Colombia's most legendary meal — a monumental platter from the Antioquia region featuring red beans, chicharrón, minced beef, chorizo, fried egg, sweet plantain, avocado, hogao sauce and rice.
Bandeja paisa is a meal of epic proportions, rooted in the agricultural traditions of Colombia's Antioquia region — the 'paisas'. Historically, it provided the caloric sustenance needed by fieldworkers, miners and muleteers to fuel a hard day's labour. Today it is considered Colombia's national dish — both a source of intense regional pride among Antioquians and a somewhat overwhelmed reaction from the uninitiated who encounter it for the first time. Eating a full bandeja paisa is a rite of passage. The dish is less a recipe than an assembly of carefully prepared components, each one delicious in its own right.
Serves 4
Drain the soaked beans and place in a pot with fresh cold water to cover by 5 cm. Add half the diced onion and 2 cloves of smashed garlic. Bring to a boil, skim, then simmer for 60–75 minutes until beans are completely tender. Season generously with salt and cumin. Keep warm.
In a frying pan, heat 1 tablespoon of oil over medium heat. Cook the remaining diced onion for 8 minutes until soft. Add the minced garlic and diced tomatoes. Cook, stirring often, for 15–20 minutes until the tomatoes have completely broken down into a thick, fragrant sauce. Season with cumin and salt. This is the hogao — set aside.
Score the skin of the pork belly cubes in a crosshatch pattern. Season with salt. Place in a heavy pan with 2 tablespoons of water over medium-high heat. Cook, turning regularly, for 30–40 minutes until the skin is crackled, golden and very crispy and the fat has rendered. Drain on kitchen paper.
Patience is key — chicharrón requires time and steady heat. Do not rush or the skin will not crackle.
In a separate frying pan, heat 1 tablespoon of oil over high heat. Add the ground beef and cook, breaking it up, until browned and any liquid has evaporated. Season with salt, cumin and a spoonful of hogao stirred in. Keep warm.
Grill or pan-fry the chorizo links until cooked through and charred at the edges. In a separate pan with oil, fry the diagonal plantain slices for 2–3 minutes per side until golden and caramelised. Cook the eggs sunny-side up to order.

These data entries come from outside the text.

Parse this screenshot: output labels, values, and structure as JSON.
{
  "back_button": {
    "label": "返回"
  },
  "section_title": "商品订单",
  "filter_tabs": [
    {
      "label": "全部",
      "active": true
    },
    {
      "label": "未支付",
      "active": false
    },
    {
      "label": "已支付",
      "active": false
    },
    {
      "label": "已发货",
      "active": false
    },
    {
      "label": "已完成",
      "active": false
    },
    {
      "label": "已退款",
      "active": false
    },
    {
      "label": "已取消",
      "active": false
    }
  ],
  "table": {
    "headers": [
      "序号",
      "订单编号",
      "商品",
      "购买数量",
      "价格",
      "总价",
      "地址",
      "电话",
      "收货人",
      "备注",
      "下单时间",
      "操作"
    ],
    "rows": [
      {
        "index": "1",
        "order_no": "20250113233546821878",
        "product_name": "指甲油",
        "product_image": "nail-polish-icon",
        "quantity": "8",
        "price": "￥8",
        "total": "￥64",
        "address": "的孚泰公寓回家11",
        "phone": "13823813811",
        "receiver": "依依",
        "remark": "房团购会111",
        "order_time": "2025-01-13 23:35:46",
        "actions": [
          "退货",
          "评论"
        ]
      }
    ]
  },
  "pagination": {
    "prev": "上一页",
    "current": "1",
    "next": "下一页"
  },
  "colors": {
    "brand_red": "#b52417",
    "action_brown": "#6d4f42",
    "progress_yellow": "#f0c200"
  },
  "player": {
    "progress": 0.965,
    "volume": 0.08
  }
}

On each large plate, arrange a mound of rice, a generous portion of red beans (with some of their liquid), a piece of chicharrón, a mound of seasoned ground beef, a chorizo link, a fried egg, slices of fried plantain, half an avocado and a spoonful of hogao. Serve immediately.
The hogao sauce is the binding element of bandeja paisa — make extra and use it as a condiment throughout the week.
Each component can be made ahead and assembled to order, making this practical for entertaining.
In Medellín, bandeja paisa is traditionally served on a round wooden board (bandeja means 'tray').
Taste and adjust salt at the very end — flavors concentrate as liquids reduce, and a final pinch of flaky salt sharpens the whole dish.
Some versions add morcilla (blood sausage) and a corn arepa alongside the other components.
A lighter bandeja ejecutiva (executive tray) omits the chicharrón and reduces the number of components for a weekday version.
Vegetarian: swap the protein for roasted king oyster mushrooms, smoked tofu or cooked chickpeas — adjust seasoning slightly upward to compensate.
Spicier: add a finely chopped fresh chile or a teaspoon of crushed Aleppo/Urfa pepper to the aromatics for warm, layered heat instead of a single sharp hit.
Store each component separately in the fridge. Beans and beef keep for 3 days; chicharrón is best fresh but can be re-crisped in the oven. Assemble and reheat components individually.
Bandeja paisa evolved in Antioquia in the 19th century to fuel the hard-working arrieros (muleteers) who transported coffee and goods through the Andes. The calorie-dense combination reflected what was available in the region — beans, plantain, pork, corn and rice — and the need for sustaining energy over long mountain journeys. Today it is Colombia's most emblematic dish and the source of enormous paisa pride.
Yes — in its full traditional form, all components are served together on one large tray. It is an enormous amount of food by modern standards. Restaurants offer half-portions and smaller versions for less hungry diners.
Yes — most of the components can be prepared up to a day in advance and refrigerated separately. Reheat gently and assemble just before serving so textures stay distinct.
Stay close to the role each ingredient plays: swap aromatics for similar ones (shallot for onion, lime for lemon), and keep the fat-acid-salt balance intact. Spice blends can usually be approximated with what's in the cupboard.
Authenticity sits on a spectrum — what matters more is honoring the technique and balance of flavors. If the dish tastes harmonious and respects how cooks in its home region would build it, you're on solid ground.